David Herlihy
David Herlihy (May 8, 1930 – February 15, 1991) was an American historian who wrote on medieval and renaissance life. He was married to historian Patricia Herlihy. Particular topics of his included domestic life, especially the roles of women, and the changing structure of the family. He studied for his bachelor's at the University of San Francisco, received a doctoral degree from Yale University and taught at Bryn Mawr College, Wisconsin, Harvard and Brown.
His study of the Florentine and Pistoiese Catasto of 1427 is one of the first statistical surveys to use computers to analyse large amounts of data. The resulting book examines statistical patterns in tax-collecting surveys to find indications of social trends.

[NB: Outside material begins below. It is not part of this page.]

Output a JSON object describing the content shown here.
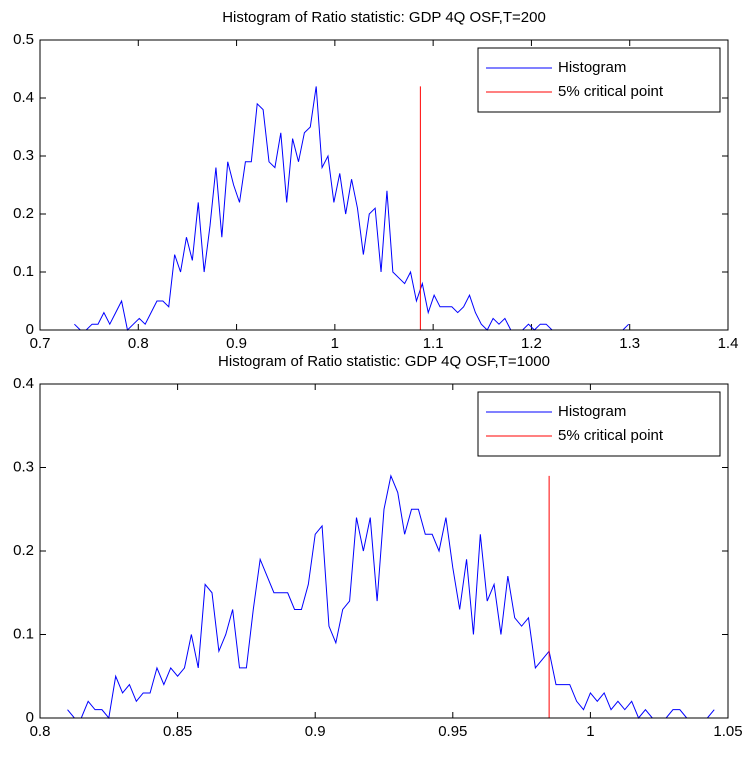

The University of San Francisco history department named their annual award for the best student-written history paper the David Herlihy Prize, and Brown University has established a David Herlihy University Professorship.
Quotes
“It is not at all certain that the diseases we observe today are the same that troubled our ancestors.”[1]
Bibliography
- Pisa In The Early Renaissance; A Study Of Urban Growth, 1958
- Medieval And Renaissance Pistoia; The Social History Of An Italian Town, 1200-1430, 1967
- Medieval Culture and Society, 1968 (compiler)
- The History of Feudalism, 1970 (compiler)
- Women in Medieval Society, 1971
- The Social History Of Italy And Western Europe, 700-1500, 1978
- Les Toscans Et Leurs Familles : Une étude Du "Catasto" Florentin De 1427, 1979 (with Christiane Klapisch-Zuber)
- Cities And Society In Medieval Italy, 1980
- Medieval Households, 1985
- The Black Death and the Transformation of the West,1985
- Tuscans and their Families, 1985
- Opera Muliebria : Women And Work In Medieval Europe, 1990
References
- ↑ Herlihy, David (1997). The Black Death and the Transformation of the West. Cambridge, MA: Harvard University Press. p. 31.